Kronik hastalıklara yakalanma riskini azaltabilmek için; diyette besin çeşitliliği sağlanarak aşırı tuz, şeker ve yağ içeren besinlerin tüketimi azaltılmalıdır. Ülkemizde günlük tuz tüketimi 15 g civarındadır. Dünya sağlık örgütü ve diğer referans kurumlara göre önerilen tolere edilebilir maksimum değer 5-6 g (bir çay kaşığı) iken ülkemizde yaklaşık 3 katı kadar fazla tuz tüketimi söz konusudur. Kalp damar hastalıklarının yanı sıra mide kanseri, osteoporoz gibi hastalıkların da fazla tuz tüketimi ile ilişkili olduğu bilimsel araştırmalarda gösterilmiştir. Türkiye’nin günlük tuz tüketiminin %32’si ekmek tuzu, %13 ise sofra tuzu oluşturmaktadır. Basit yaşam değişiklikleri ile tuz tüketimimizi azaltabiliriz.
- Yemek pişirirken kullandığımız tuz miktarını azaltmak.
- Yemek masasından tuzluğu kaldırmak, yemeklerin tadına bakmadan tuz eklememek.
- Tuz içeriği az olan peynir çeşitlerini tercih etmek.
- İşlem görmemiş, çiğ kuruyemişler tercih etmek.
- Meyve ve sebze tüketimini arttırmak tuz tüketimini dengelemek için aklımızda bulunabilecek pratik yaşam tarzı önerileridir.
Sağlıklı beslenme tüm yaş grubu bireyleri için önemlidir. Sağlıklı ve yetişkin bir bireyde günlük enerji gereksiniminin %55-60 kadarı karbonhidratlardan, %10-15’i proteinlerden ve %25-30’u yağlardan karşılanmalıdır. Sağlıklı beslenme için günlük posa alımı en az 25-30 gram olmalıdır. Rafinerizasyon işlemi arttıkça posa içeriği büyük ölçüde azalır. Doğal posa içeriği en yüksek besinler sırası ile; kurubaklagiller, sert kabuklu meyveler, tahıl ürünleri, sebze ve meyvelerdir. Çiğ ve kabuklu tüketilebilen besinler daha çok diyet posası içerir. Posa; dışkı hacmini arttırır, bağırsak hareketlerini arttırır kolon kanserine karşı koruyucu özelliktedir. Posalı besinler glisemik indeksleri düşük olması nedeniyle kan şekeri regülasyonunu sağlarlar. Sağlıklı beslenmede posalı besinler kadar sindirim sisteminde etkili olan bir diğer konu günlük su tüketimidir. Vücudumuzun %60’ının sudan oluştuğunu biliyoruz. Sağlıklı bir yetişkin ortalama olarak günlük 2,5-3 litre su tüketmelidir. Sindirim siteminin yanı sıra vücudumuzun tüm sistemlerinin doğru çalışabilmesi için yeterli su tüketimi gereklidir.
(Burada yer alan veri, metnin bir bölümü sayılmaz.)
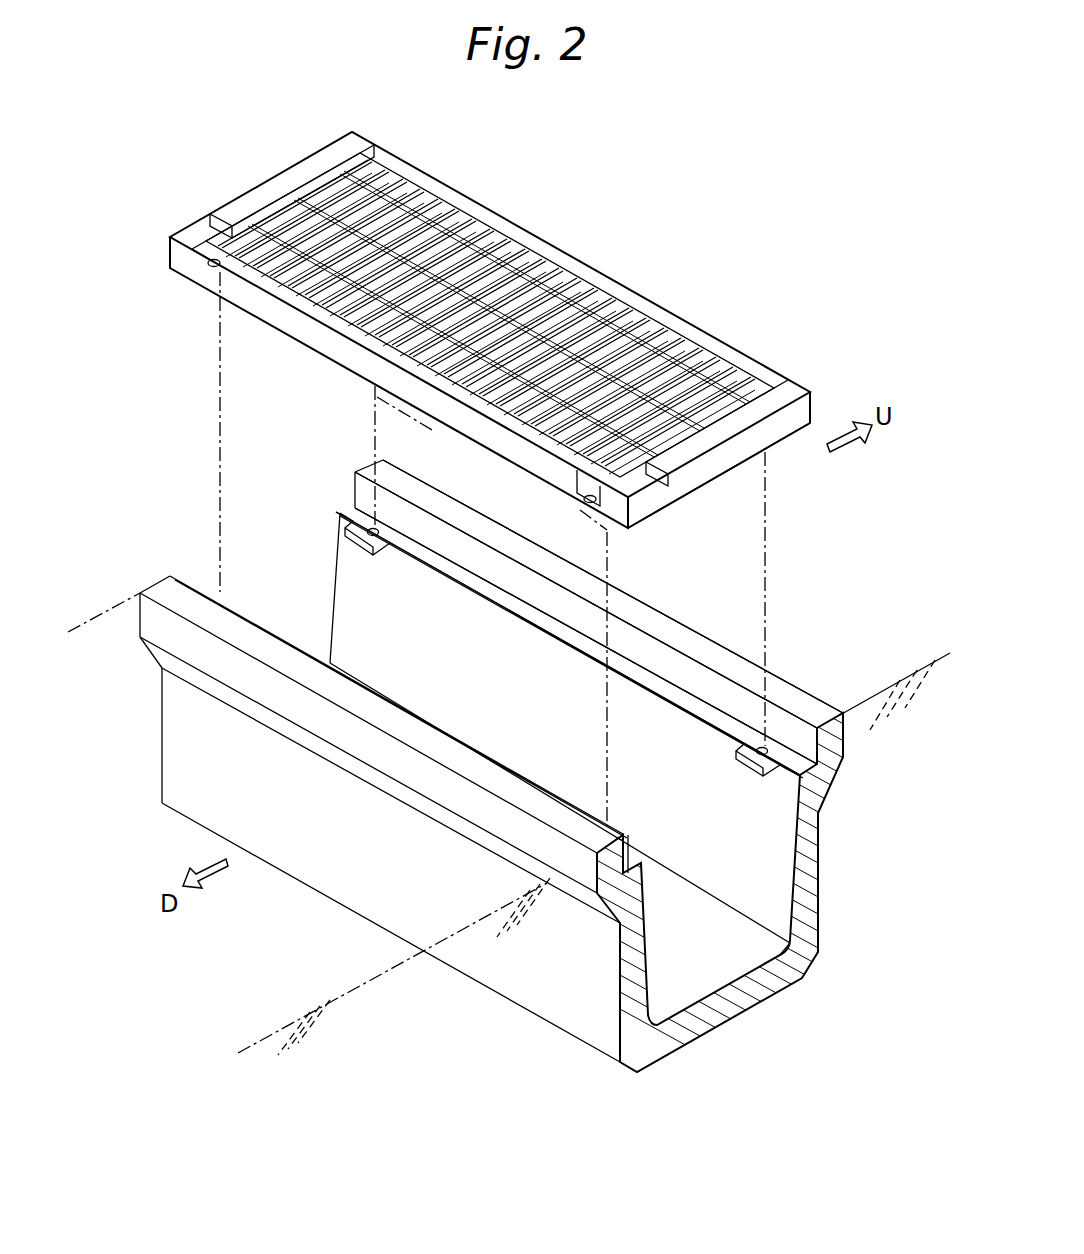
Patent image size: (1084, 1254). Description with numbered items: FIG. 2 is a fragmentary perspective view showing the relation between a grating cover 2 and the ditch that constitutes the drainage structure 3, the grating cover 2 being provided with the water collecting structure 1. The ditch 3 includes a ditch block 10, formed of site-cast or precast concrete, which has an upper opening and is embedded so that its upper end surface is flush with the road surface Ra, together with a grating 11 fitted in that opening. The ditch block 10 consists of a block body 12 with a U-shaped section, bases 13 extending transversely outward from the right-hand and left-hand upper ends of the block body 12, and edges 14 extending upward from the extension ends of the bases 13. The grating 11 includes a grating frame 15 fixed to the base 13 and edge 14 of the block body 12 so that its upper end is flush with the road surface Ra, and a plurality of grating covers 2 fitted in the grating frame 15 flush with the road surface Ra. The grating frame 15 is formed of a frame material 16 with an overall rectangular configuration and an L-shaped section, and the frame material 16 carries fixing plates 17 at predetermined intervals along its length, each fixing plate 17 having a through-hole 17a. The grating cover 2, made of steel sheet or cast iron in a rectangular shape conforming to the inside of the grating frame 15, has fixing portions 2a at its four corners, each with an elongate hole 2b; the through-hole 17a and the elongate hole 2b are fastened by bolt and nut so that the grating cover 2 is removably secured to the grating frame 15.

The water collecting structure 1 is at (490, 339).
The grating cover 2 is at (325, 340).
The fixing portion 2a is at (578, 491).
The elongate hole 2b is at (596, 498).
The drainage structure 3 is at (741, 258).
The ditch block 10 is at (531, 811).
The grating 11 is at (815, 533).
The block body 12 is at (818, 850).
The base 13 is at (838, 791).
The edge 14 is at (838, 748).
The grating frame 15 is at (647, 657).
The frame material 16 is at (707, 687).
The fixing plate 17 is at (733, 752).
The through-hole 17a is at (759, 762).
The road surface Ra is at (870, 698).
Besin gruplarındaki besinlerin renk ve çeşitliliği, besin hazırlamada kullanılan pişirme yöntemlerinin doğru olması sağlıklı beslenme için önemlidir. Akrilamid, PAH (polisiklik aromatik hidrokarbonlar), nitrozamin gibi zararlı kimyasalların oluşumu doğru pişirme yöntemleri ile engellenebilir. Protein açısından zengin olan et, tavuk, balık gibi besinler ateşe en az 10 cm uzaklıkta pişirilmelidir. Fırın ve elektrikli ızgara tercih etmek zararlı kimyasalların oluşumunu azaltır.
Sağlıklı beslenme şeklini alışkanlıklarınızı adım adım değiştirerek hayatınıza uyarlayabilirsiniz. Ne yediğinize dikkat etmek besin etiketi okumak ve güvenli besinlere ulaşabilmekten geçer. Her gün tükettiğiniz besinleri “beslenme günlüğü” oluşturarak miktarları ile not almanız bu farkındalığı arttırmanızda yardımcı olacaktır.